The YEP said the overall bill for the PI process could be as much as £2.6m – with the work undertaken by Martin Whitehead, the Government-appointed inspector who headed up the inquiry reportedly costing £630 a day. The Department for Transport (DfT) is being invoiced £157,162 for his time, with individual expense items including £10,596 for Mr Whitehead’s preparatory work; £41,170 for the days that the PI sat in Leeds between April and October last year; and £83,941 for Mr Whitehead’s work on the post-inquiry report to the DfT that will decide the fate of the trolleybus scheme. Other expenditure includes £5,709 on hotel stays and £2,154 on ‘subsistence.’ Mr Whitehead’s report has now been submitted to the DfT.

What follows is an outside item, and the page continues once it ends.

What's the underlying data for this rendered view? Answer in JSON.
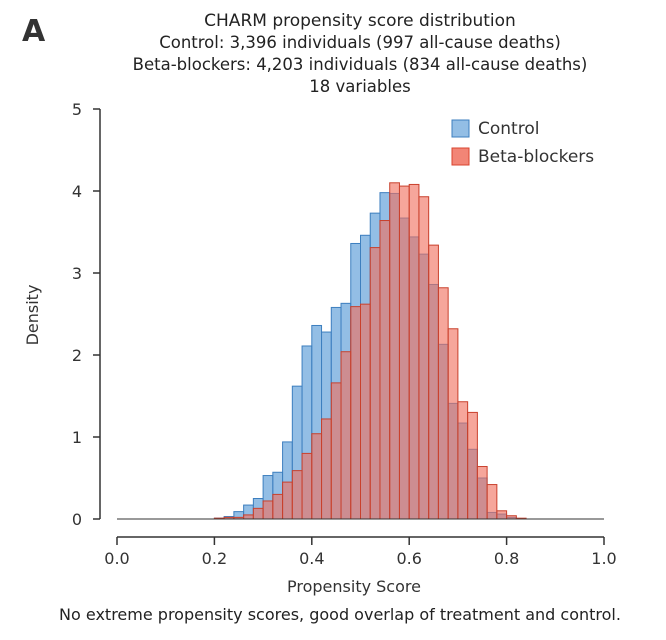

A spokesman for the WYCA said: “Any project of the size and scale of NGT has to undergo a PI. The costs of an inquiry are affected by its duration and that is to a very large extent dependent upon the number of submissions made by objectors. During last year’s 72-day inquiry, NGT was subject to significant public scrutiny through representations from individuals and First Bus’ legal experts.”

The spokesman added that the WYCA remained confident that the case for the scheme was “compelling.”

Construction work on the system – which would run from Holt Park in the north of the city to Stourton in the south – could start by 2017 if it clears the final hurdle.